A “decent decade” after all?

Posted by on January 15, 2010 @ 9:10 am in Investing

Commentators almost seem to have been competing to coin the catchiest—or most negative—label for the ten years from the end of 1999 to the end of 2009. It’s not surprising that some have called it the “Decade from Hell,” given the 9/11 attacks, wars in Iraq and Afghanistan, Hurricane Katrina, a deadly tsunami, the nastiness of domestic political discourse, soaring unemployment and federal budget deficits, etc.

Comparatively speaking, investors had it easy—merely having to cope with two severe bear markets for stocks within the decade, along with a nasty housing-price slump, the credit crisis, the rescue of a number of financial institutions, and burgeoning federal deficits.

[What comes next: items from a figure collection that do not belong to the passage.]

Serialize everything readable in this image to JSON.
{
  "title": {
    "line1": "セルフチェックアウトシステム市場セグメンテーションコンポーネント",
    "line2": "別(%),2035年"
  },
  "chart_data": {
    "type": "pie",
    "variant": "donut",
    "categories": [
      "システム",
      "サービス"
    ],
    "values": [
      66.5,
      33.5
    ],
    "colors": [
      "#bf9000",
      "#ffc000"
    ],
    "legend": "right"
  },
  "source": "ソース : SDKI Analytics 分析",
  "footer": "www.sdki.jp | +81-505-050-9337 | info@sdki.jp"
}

Because the overall U.S. stock market had an average annual return of –0.25% (as measured by the Dow Jones U.S. Total Stock Market Index), the past ten years have been called “the lost decade” for stocks. And it definitely was no picnic.

However, investment advisor Richard A. Ferri, writing in his “The Indexer” column on Forbes.com, argues that it was actually “a decent decade” for diversified buy-and-hold investors.

He notes that, as nasty as it was, the decade was not disastrous for a diversified portfolio—especially one that was rebalanced periodically to keep the asset mix in line with the portfolio’s intended asset allocation. Mr. Ferri’s numbers are accurate, and I agree with his defense of a buy-and-hold approach to a diversified portfolio strategy.

But the tricky part—as always with investing—is being able to stick with the plan, either when a particular segment of the market is soaring or when it is plummeting. For example, even when you believe that rebalancing is the smart thing to do, it can be emotionally difficult to add to the portion of a portfolio that’s been underperforming or to reduce the portion that’s been on fire.

Notes: All investments are subject to risk. Diversification does not ensure a profit or protect against a loss in a declining market. Past performance is no guarantee of future results. The link to Forbes.com will open a new browser window. Vanguard accepts no responsibility for content on third-party websites.